In response to some of these concerns, Cheshire proposed to the IETF that MDNS be changed to allow for small multicast domains to be created on a large network, without losing the zero configuration and service discovery features.
Cheshire pointed out that several vendors - Xirrus, Aruba , Cisco, Aerohive and Ruckus - are selling Bonjour proxy devices to help enterprise customers by relaying multicast traffic across large networks, but that these devices are making the multicast flooding problem worse.
"The software that already exists in Apple Bonjour and Linux Avahi has some wide-area capabilities.

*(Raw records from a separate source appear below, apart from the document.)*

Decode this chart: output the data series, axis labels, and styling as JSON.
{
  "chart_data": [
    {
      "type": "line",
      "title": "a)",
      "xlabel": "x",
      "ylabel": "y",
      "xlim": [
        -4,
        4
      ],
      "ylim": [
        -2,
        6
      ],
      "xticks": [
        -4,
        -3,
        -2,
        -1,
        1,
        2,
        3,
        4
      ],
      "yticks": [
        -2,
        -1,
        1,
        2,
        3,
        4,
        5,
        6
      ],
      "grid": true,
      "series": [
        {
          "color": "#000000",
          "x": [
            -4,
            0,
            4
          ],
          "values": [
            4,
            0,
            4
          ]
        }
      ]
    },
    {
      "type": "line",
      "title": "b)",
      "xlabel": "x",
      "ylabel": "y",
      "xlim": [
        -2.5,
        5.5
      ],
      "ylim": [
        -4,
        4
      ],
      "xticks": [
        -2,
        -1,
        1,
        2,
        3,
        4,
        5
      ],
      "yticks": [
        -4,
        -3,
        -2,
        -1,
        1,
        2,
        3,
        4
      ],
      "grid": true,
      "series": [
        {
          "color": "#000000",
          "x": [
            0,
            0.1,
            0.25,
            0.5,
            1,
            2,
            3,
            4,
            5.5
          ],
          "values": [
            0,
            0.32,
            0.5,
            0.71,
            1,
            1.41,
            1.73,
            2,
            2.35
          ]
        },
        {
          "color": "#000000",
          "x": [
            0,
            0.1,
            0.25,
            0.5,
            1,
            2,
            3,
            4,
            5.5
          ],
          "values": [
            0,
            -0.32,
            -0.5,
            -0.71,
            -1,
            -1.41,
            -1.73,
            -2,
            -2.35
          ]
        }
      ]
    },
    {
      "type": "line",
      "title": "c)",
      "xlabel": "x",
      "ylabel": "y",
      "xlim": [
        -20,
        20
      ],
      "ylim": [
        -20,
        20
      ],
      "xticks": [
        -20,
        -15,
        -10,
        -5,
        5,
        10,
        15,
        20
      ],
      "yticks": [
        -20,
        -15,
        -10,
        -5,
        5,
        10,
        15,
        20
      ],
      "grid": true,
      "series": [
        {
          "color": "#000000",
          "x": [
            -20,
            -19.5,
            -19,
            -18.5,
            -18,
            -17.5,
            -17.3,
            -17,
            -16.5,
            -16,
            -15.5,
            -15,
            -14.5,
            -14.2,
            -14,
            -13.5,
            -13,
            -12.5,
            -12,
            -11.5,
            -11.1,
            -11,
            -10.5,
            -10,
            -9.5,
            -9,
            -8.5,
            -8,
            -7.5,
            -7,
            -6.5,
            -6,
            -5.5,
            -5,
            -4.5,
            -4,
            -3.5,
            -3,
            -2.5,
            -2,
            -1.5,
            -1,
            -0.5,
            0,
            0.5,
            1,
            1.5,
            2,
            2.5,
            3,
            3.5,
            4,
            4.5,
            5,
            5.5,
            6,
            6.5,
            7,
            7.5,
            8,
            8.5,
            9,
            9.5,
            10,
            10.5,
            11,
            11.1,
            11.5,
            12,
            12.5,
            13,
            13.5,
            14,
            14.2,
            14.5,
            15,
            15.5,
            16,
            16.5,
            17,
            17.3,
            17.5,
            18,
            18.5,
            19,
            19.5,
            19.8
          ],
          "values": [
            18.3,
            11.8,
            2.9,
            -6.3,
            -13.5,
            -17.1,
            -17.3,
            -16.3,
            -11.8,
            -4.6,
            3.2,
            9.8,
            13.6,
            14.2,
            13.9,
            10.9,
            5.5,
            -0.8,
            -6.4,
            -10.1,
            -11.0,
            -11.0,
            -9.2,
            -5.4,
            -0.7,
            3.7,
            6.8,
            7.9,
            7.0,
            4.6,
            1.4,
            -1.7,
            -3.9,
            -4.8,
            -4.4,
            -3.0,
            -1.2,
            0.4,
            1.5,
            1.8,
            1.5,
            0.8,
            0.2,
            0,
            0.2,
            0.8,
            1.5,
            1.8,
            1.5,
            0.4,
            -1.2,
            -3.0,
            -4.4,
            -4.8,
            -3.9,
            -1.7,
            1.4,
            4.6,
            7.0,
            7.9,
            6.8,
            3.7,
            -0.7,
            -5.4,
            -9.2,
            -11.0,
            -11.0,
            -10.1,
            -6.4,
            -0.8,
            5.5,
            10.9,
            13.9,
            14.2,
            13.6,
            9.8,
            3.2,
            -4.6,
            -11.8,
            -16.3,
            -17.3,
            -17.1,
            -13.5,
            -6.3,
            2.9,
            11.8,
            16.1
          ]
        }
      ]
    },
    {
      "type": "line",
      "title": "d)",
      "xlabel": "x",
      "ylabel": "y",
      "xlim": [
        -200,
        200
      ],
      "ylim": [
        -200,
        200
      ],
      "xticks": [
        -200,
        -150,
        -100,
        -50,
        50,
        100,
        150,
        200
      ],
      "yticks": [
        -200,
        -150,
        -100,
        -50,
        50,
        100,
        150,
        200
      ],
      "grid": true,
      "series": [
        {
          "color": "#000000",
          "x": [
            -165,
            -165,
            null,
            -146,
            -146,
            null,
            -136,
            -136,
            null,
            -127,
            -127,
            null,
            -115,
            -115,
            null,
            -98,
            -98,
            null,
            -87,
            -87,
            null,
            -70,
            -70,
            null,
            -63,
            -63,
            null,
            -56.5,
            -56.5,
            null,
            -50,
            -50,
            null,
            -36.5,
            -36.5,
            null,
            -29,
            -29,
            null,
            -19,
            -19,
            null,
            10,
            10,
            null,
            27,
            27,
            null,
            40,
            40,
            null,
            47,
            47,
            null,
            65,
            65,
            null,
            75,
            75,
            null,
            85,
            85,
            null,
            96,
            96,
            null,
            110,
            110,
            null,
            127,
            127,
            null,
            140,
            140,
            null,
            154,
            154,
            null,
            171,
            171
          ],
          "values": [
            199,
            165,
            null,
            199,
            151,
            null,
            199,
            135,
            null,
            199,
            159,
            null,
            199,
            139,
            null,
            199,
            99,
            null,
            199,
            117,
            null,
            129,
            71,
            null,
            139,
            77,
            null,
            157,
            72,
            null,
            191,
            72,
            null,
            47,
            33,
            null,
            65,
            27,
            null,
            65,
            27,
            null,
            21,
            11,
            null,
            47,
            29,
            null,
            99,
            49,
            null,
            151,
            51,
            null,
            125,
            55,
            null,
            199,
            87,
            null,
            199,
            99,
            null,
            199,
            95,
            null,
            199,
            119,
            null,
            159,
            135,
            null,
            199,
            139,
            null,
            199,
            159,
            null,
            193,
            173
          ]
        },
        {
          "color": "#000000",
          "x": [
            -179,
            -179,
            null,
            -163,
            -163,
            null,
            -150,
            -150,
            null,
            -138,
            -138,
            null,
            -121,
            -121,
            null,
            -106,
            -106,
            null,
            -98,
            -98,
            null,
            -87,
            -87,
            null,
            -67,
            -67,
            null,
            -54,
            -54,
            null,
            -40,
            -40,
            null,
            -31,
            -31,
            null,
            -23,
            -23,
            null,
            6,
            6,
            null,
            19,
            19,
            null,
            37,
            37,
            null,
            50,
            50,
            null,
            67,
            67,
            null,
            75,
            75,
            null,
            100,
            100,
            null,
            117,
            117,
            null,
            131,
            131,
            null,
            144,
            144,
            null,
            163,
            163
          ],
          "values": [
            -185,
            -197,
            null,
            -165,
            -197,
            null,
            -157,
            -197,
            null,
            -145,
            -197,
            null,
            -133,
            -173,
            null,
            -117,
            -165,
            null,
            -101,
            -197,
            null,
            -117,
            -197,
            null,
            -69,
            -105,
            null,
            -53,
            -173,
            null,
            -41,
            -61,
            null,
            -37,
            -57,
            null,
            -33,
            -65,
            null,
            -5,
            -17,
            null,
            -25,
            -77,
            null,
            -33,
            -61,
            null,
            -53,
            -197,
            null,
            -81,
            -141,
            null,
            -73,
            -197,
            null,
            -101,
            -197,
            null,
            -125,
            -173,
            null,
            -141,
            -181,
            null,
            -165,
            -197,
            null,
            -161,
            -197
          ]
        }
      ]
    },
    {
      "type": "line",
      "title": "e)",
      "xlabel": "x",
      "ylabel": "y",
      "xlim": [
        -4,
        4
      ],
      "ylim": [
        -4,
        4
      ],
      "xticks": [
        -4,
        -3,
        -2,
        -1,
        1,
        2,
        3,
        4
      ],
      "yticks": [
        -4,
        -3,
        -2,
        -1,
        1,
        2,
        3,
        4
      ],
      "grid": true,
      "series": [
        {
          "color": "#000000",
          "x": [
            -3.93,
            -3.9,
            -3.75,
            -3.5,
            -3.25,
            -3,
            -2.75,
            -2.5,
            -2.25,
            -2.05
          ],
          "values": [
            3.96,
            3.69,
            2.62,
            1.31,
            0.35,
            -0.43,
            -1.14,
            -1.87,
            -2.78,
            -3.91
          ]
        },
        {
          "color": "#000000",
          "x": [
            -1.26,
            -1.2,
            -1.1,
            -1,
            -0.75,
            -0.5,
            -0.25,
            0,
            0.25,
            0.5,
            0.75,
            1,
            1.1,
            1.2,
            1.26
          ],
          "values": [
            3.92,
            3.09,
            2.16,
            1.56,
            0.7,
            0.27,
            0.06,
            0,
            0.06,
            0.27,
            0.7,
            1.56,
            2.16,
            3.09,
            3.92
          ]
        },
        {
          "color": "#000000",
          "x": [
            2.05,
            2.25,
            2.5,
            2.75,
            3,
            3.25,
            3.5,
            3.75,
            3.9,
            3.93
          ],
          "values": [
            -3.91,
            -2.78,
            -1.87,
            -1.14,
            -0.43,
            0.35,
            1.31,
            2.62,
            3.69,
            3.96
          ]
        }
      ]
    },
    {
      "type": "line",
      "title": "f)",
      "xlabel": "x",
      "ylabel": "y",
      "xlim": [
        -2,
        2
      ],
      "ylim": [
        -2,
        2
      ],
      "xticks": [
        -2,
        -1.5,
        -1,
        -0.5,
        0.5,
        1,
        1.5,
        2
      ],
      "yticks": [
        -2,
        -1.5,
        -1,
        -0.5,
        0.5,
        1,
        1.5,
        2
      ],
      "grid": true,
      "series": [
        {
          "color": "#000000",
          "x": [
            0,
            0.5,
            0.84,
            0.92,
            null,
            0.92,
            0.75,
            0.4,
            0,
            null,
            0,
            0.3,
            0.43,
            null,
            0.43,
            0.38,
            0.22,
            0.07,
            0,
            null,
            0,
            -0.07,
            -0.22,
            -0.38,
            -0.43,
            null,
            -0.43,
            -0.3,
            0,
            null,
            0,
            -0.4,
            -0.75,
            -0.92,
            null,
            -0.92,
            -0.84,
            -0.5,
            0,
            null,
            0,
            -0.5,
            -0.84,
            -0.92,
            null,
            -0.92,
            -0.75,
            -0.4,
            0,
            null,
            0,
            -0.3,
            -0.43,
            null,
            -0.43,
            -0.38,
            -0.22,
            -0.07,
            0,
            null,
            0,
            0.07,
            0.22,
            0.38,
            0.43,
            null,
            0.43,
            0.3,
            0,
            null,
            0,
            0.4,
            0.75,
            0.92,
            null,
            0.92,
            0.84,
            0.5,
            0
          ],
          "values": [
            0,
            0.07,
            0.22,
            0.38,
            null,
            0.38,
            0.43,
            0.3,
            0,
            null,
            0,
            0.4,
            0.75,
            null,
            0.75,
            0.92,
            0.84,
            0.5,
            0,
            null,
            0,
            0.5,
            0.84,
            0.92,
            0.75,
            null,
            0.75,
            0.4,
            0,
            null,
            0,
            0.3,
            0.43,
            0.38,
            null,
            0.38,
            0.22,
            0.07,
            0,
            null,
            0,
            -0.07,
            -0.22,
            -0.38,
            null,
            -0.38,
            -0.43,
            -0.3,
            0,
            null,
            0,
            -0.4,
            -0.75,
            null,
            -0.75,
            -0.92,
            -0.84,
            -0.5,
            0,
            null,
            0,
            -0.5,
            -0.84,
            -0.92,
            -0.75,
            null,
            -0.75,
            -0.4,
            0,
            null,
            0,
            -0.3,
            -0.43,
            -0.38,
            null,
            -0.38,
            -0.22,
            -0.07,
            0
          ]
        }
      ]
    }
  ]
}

We have some tools to build with, but we have not put it together right,'' Cheshire said. "The question is whether there is interest in the IETF to step in and do it better"
Representatives of Xirrus, Cisco and CheckPoint said they were interested in seeing this work go forward at the IETF.
'We would much rather put our development efforts into a standard protocol," said Aaron Smith, Director of Software, Applications and Services at Xirrus. "We are really heavy into the education market; nearly half of our engagements are in K-12 or higher ed. We're very interested in this kind of approach, especially if Multicast DNS would work better on Wi-Fi."
"I fully support this work," said Check Point Fellow Bob Hinden. "It's a real problem today. It's going to be worse with multiple subnets in the home."
Kerry Lynn from the IEEE outlined the requirements for a new standard that would fix MDNS
"We need to build something that's scalable, usable and deployable," Lynn said. "It needs to enable DNS-based service discovery across lots of links. It needs to work with both local and global use. And it needs to be scalable in terms of network traffic."
Thomas Narten, who works on Internet Technology and Strategy at IBM, led the discussion about creating an MDNSext working group. Narten said he expects the IETF to make progress on creating a standard fix to the Bonjour problem between now and when the IETF meets again in Orlando in March.
"There's a recognition of the problem and a willingness to work on it," Narten said. "We have to figure out how best to get to a solution. The universities are hurting; they're seeing this problem for real."